Ban on Lifetime and Annual Limits

Starting with plan years beginning on and after September 23, 2010, group health plans are prohibited from placing lifetime limits on essential health benefits. Group health plans may only place reasonable annual limits on essential health benefits until January 1, 2014, at which time group health plans must eliminate all annual limits.

Prohibition on Rescissions

Starting with plan years beginning on and after September 23, 2010, group health plans may not rescind coverage after enrolling a participant, except in the event of fraud or other limited circumstances.

Ban on Preexisting Condition Exclusions

Starting with plan years beginning on and after September 23, 2010, group health plans may not impose preexisting condition exclusions for children under age 19. Starting January 1, 2014, plans may not impose preexisting condition exclusions for any group health plans.

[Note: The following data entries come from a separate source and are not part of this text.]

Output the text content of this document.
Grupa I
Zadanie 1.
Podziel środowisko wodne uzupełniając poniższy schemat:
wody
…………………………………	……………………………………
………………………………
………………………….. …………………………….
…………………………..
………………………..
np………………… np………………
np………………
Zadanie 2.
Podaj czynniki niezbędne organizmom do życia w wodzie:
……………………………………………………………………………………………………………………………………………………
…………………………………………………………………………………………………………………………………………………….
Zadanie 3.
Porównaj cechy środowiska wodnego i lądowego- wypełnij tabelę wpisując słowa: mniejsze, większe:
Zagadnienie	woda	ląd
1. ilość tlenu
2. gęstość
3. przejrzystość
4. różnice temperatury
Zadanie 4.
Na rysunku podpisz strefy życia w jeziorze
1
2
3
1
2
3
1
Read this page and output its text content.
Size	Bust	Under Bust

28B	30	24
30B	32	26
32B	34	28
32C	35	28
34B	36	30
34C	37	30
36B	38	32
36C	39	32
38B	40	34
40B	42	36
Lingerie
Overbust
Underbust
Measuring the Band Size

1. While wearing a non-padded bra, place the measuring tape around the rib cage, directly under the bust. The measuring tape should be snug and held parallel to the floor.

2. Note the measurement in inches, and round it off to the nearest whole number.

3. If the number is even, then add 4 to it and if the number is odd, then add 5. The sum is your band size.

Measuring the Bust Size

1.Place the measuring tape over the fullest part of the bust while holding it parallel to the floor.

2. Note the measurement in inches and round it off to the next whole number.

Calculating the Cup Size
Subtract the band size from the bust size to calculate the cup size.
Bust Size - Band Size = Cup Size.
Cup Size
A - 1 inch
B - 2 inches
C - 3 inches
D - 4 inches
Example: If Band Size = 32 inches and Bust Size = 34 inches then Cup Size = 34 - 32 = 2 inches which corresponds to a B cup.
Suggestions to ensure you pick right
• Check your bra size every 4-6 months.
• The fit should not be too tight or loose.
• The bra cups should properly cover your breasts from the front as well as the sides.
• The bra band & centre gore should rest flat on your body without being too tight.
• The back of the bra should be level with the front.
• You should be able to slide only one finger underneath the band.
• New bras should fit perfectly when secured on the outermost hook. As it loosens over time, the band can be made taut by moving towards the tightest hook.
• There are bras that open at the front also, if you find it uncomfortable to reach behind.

Required Adult Child Coverage

Starting with plan years beginning on and after September 23, 2010, group health plans that provide dependent coverage are required to extend coverage to adult children up to age 26 with no conditions on dependency.

NOTE: Grandfathered plans may still exclude coverage for adult children with other employment-based coverage available until January 1, 2014.

Prohibition on Excessive Waiting Periods

Starting January 1, 2014, group health plans may not impose a waiting period in excess of 90 days prior to enrolling eligible individuals.